Since having every employee return to the workplace can be considered quite dangerous, the workplaces may now function with reduced capacities. This ties into how the hybrid workweek operates. For example, with X employees total, Y employees go to the office on Monday, Z employees work from home. Groups Y and Z then switch on Tuesday, and the shift continues throughout the workweek.

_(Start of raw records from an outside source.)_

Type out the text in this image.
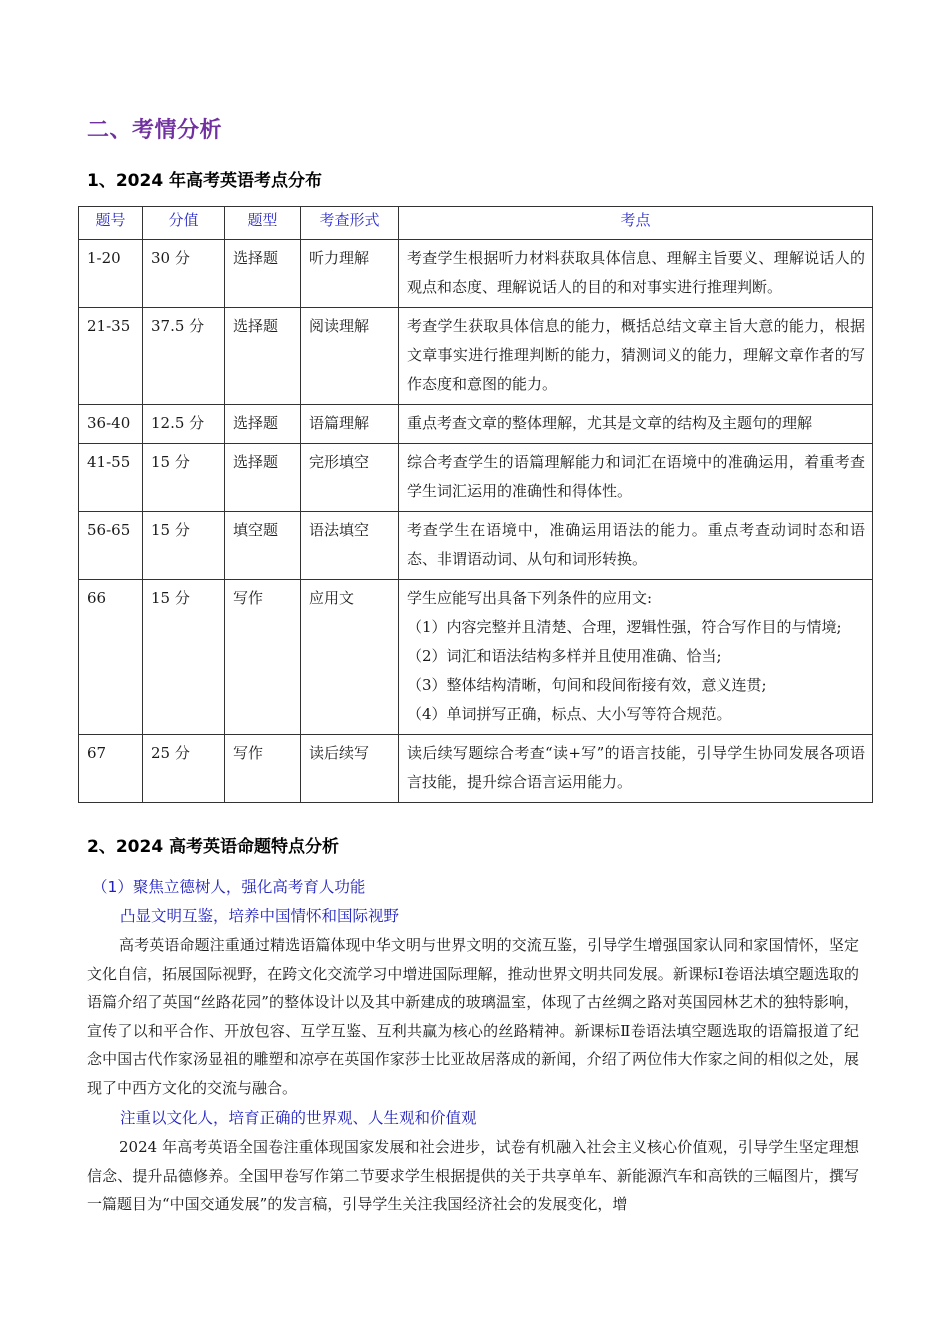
二、考情分析
1、2024 年高考英语考点分布
题号	分值	题型	考查形式	考点
1-20	30 分	选择题	听力理解	考查学生根据听力材料获取具体信息、理解主旨要义、理解说话人的观点和态度、理解说话人的目的和对事实进行推理判断。
21-35	37.5 分	选择题	阅读理解	考查学生获取具体信息的能力，概括总结文章主旨大意的能力，根据文章事实进行推理判断的能力，猜测词义的能力，理解文章作者的写作态度和意图的能力。
36-40	12.5 分	选择题	语篇理解	重点考查文章的整体理解，尤其是文章的结构及主题句的理解
41-55	15 分	选择题	完形填空	综合考查学生的语篇理解能力和词汇在语境中的准确运用，着重考查学生词汇运用的准确性和得体性。
56-65	15 分	填空题	语法填空	考查学生在语境中，准确运用语法的能力。重点考查动词时态和语态、非谓语动词、从句和词形转换。
66	15 分	写作	应用文	学生应能写出具备下列条件的应用文:
（1）内容完整并且清楚、合理，逻辑性强，符合写作目的与情境;
（2）词汇和语法结构多样并且使用准确、恰当;
（3）整体结构清晰，句间和段间衔接有效，意义连贯;
（4）单词拼写正确，标点、大小写等符合规范。

67	25 分	写作	读后续写	读后续写题综合考查“读+写”的语言技能，引导学生协同发展各项语言技能，提升综合语言运用能力。
2、2024 高考英语命题特点分析
（1）聚焦立德树人，强化高考育人功能
凸显文明互鉴，培养中国情怀和国际视野
高考英语命题注重通过精选语篇体现中华文明与世界文明的交流互鉴，引导学生增强国家认同和家国情怀，坚定文化自信，拓展国际视野，在跨文化交流学习中增进国际理解，推动世界文明共同发展。新课标Ⅰ卷语法填空题选取的语篇介绍了英国“丝路花园”的整体设计以及其中新建成的玻璃温室，体现了古丝绸之路对英国园林艺术的独特影响，宣传了以和平合作、开放包容、互学互鉴、互利共赢为核心的丝路精神。新课标Ⅱ卷语法填空题选取的语篇报道了纪念中国古代作家汤显祖的雕塑和凉亭在英国作家莎士比亚故居落成的新闻，介绍了两位伟大作家之间的相似之处，展现了中西方文化的交流与融合。
注重以文化人，培育正确的世界观、人生观和价值观
2024 年高考英语全国卷注重体现国家发展和社会进步，试卷有机融入社会主义核心价值观，引导学生坚定理想信念、提升品德修养。全国甲卷写作第二节要求学生根据提供的关于共享单车、新能源汽车和高铁的三幅图片，撰写一篇题目为“中国交通发展”的发言稿，引导学生关注我国经济社会的发展变化，增
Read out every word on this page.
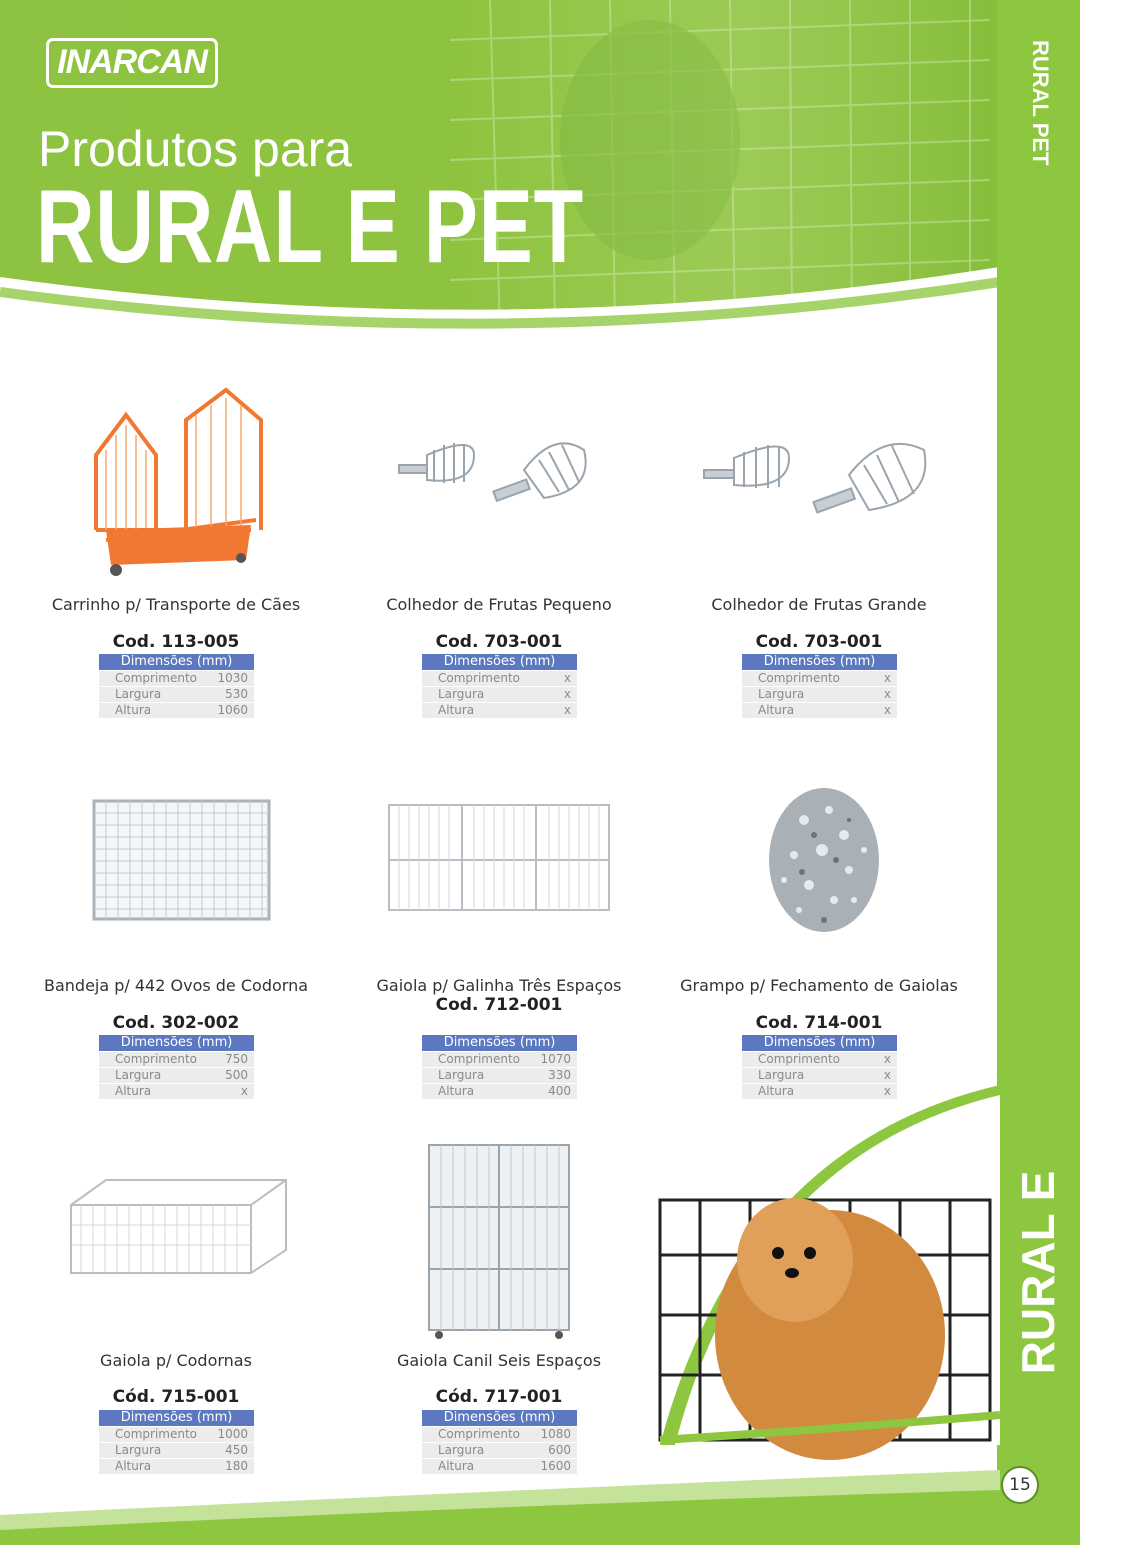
INARCAN
Produtos para
RURAL E PET
RURAL PET
RURAL E PET
15
Carrinho p/ Transporte de Cães
Cod. 113-005
Dimensões (mm)
Comprimento	1030
Largura	530
Altura	1060
Colhedor de Frutas Pequeno
Cod. 703-001
Dimensões (mm)
Comprimento	x
Largura	x
Altura	x
Colhedor de Frutas Grande
Cod. 703-001
Dimensões (mm)
Comprimento	x
Largura	x
Altura	x
Bandeja p/ 442 Ovos de Codorna
Cod. 302-002
Dimensões (mm)
Comprimento	750
Largura	500
Altura	x
Gaiola p/ Galinha Três Espaços
Cod. 712-001
Dimensões (mm)
Comprimento	1070
Largura	330
Altura	400
Grampo p/ Fechamento de Gaiolas
Cod. 714-001
Dimensões (mm)
Comprimento	x
Largura	x
Altura	x
Gaiola p/ Codornas
Cód. 715-001
Dimensões (mm)
Comprimento	1000
Largura	450
Altura	180
Gaiola Canil Seis Espaços
Cód. 717-001
Dimensões (mm)
Comprimento	1080
Largura	600
Altura	1600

Managing Equipment Usage and Traffic Flow:
Returning to work also doesn’t just require employers to consider mask usage, vaccinations, and hybrid workweeks, but to also keep tabs on the equipment and the flow of traffic. Keeping tabs on the equipment being used is particularly in efforts to identify things that may have been touched, and need to be sanitized.
Making physical contact with high traffic items and not sanitizing them can potentially lead to infection, and not just of Covid-19, but a cold or flu. Our hands may contain 3,200 germs at one time, which belong to over 150 species (Pfizer). To combat this, proper handwashing technique is highly encouraged, and you may find that your workplace contains multiple hand-sanitizing stations scattered throughout.
Directing the flow of traffic is also a crucial part of employers protecting their employees against the risks of returning to the workplace. This is particularly in efforts to maintain social distancing. You might find that upon returning to your campus or workplace that there are many signs directing you in which path you should follow in order to reduce contact with those you might pass.
Plexiglass screens are also a very common find when touring an office. Creating a division between individuals, they may also assist in reducing exposure rates.
There's a lot to consider.
Whether you are an employer or an employee, the way you navigate your workplace has endured quite the shift compared to pre-pandemic. Our lives, for that matter, have endured quite the shift. It’s up to your employer to communicate with you the methods in which they will provide the safest and most comfortable workplace possible.
It’s also best to keep the communication flowing both ways! If you have any concerns regarding your work environment, open up to your boss or colleagues; you may find that you share similar concerns!